Investors often operate with notoriously short-term time horizons. But now that nuclear power is suddenly hip, given its ties to artificial intelligence and roaring demand for power-hungry data centres, long-term thinking is in.
Well, for now.
This week, a number of stocks tied to North America’s nuclear power arsenal rallied after Amazon.com Inc. (AMZN-Q) announced a major investment in power projects to feed its rising need for new, stable sources of clean energy – becoming the latest big tech company to pursue nuclear ambitions. Microsoft, Google and Oracle also have plans to harness nuclear power.
Amazon teamed up with Dominion Energy Inc. (D-N) to back the development of small modular reactors, or SMRs, in Virginia, where power demand is expected to double over the next 15 years.
The company is also part of a new US$500-million financing deal with X-energy Reactor Co., a privately held SMR developer.
The collaboration “is a significant step toward accelerating advanced nuclear technologies that can help us bring new sources of carbon-free energy to the grid cost-effectively and safely,” said Kevin Miller, Amazon’s vice-president of global data centers, said in a release.
The hope is that smaller reactors can be built faster and on-budget, compared with larger power plants that might become weighed down by delays and cost overruns. SMRs also have a smaller footprint, making them suited to more areas.
Still, they aren’t exactly speedy builds right now in these relatively early days for the advanced technology.
The goal with X-energy is to bring more than five gigawatts of new power projects in the United States by 2039. The deal with Dominion Energy is merely a first step in evaluating the technology.
But judging from the reaction in the stock market on Wednesday, when Amazon made the announcements, investors aren’t waiting around.
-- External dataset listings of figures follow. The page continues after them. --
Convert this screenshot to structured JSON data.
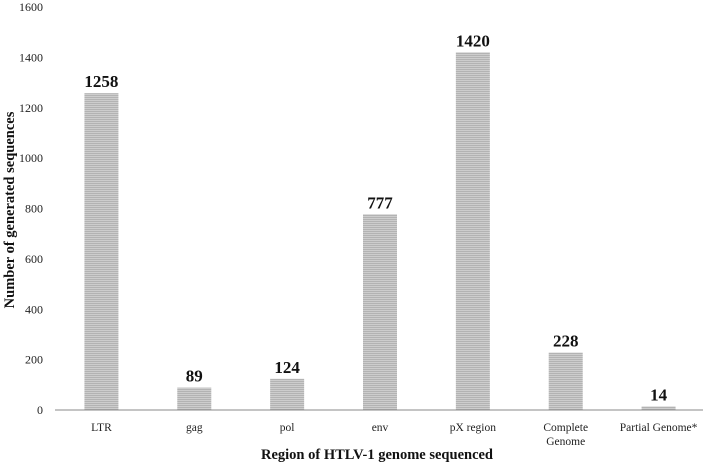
{
  "chart_data": {
    "type": "bar",
    "categories": [
      "LTR",
      "gag",
      "pol",
      "env",
      "pX region",
      "Complete Genome",
      "Partial Genome*"
    ],
    "category_lines": [
      [
        "LTR"
      ],
      [
        "gag"
      ],
      [
        "pol"
      ],
      [
        "env"
      ],
      [
        "pX region"
      ],
      [
        "Complete",
        "Genome"
      ],
      [
        "Partial Genome*"
      ]
    ],
    "values": [
      1258,
      89,
      124,
      777,
      1420,
      228,
      14
    ],
    "data_labels": [
      "1258",
      "89",
      "124",
      "777",
      "1420",
      "228",
      "14"
    ],
    "title": "",
    "xlabel": "Region of HTLV-1 genome sequenced",
    "ylabel": "Number of generated sequences",
    "ylim": [
      0,
      1600
    ],
    "yticks": [
      0,
      200,
      400,
      600,
      800,
      1000,
      1200,
      1400,
      1600
    ],
    "grid": false,
    "legend": "none",
    "bar_color": "#c8c8c8",
    "bar_stripe_color": "#b0b0b0"
  }
}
Dominion Energy shares rallied 4.9 per cent.
Constellation Energy Corp. rose 6.6 per cent, expanding its year-to-date gain to more than 140 per cent. Constellation, the largest owner of U.S. nuclear power plants, last month announced a power purchase agreement with Microsoft Corp. that will lead to restarting the Three Mile Island nuclear plant in Pennsylvania.
“We currently see uranium demand growing by 3.5 per cent annually to 2035 from traditional reactors. However, big tech could supercharge this,” Katie Lachapelle, an analyst at Canaccord Genuity, said in a note.
And speaking of supercharging, NuScale Power Corp. (SMR-N), which is developing proprietary SMR technology, soared 34 per cent on Wednesday, bringing its year-to-date gain to 480 per cent.
The stock has left other nuclear plays – and even stocks associated with AI, such as Nvidia Corp. (NVDA-Q) – in its wake in 2024. The company is now valued at US$4.6-billion, based on the total of its outstanding shares midday Thursday.
One problem with investors’ enthusiasm for the stock: NuScale reported revenue of just US$1-million in the second quarter and a loss of US$74.4-million, suggesting that this bet rests more on potential than current performance.
To be sure, nuclear power is enjoying a resurgence that promises to deliver meaningful growth over the long-term.
Apart from Amazon and Microsoft, Google-parent Alphabet has teamed up with Kairos Power to develop a fleet of advanced nuclear power projects by 2035. Another tech giant, Oracle Corp., announced in September that it is designing a data centre that will be powered by three small reactors.
This sort of interest, with more likely coming as more deals are announced, confirms that a “nuclear supercycle” has arrived, according to Benoit Poirier, an analyst at Desjardins Securities.
In a note last month, he argued that the benefits could extend well beyond the likely suspects and into Canadian companies, such as WSP Global Inc. (WSP-T), Stella Jones Inc. (SJ-T) and Aecon Group Inc. (ARE-T), which serve large utilities and can help expand the power grid.
As well, companies like Cameco are already seeing the resurgence of nuclear power in their financial results. In its second quarter, the uranium producer reported a 24-per-cent increase in its revenue.
It has commitments to deliver an average of about 29 million pounds per year from 2024 through 2028, up from 28 million pounds per year at the end of March. Demand for uranium looks set to rise even further over the longer term.
Investors are embracing a promising future for nuclear power, as demand for clean energy rises among energy hogs with lots of capital. With stocks already powering ahead, though, today’s bet rests on something far more precarious: That investors will keep believing.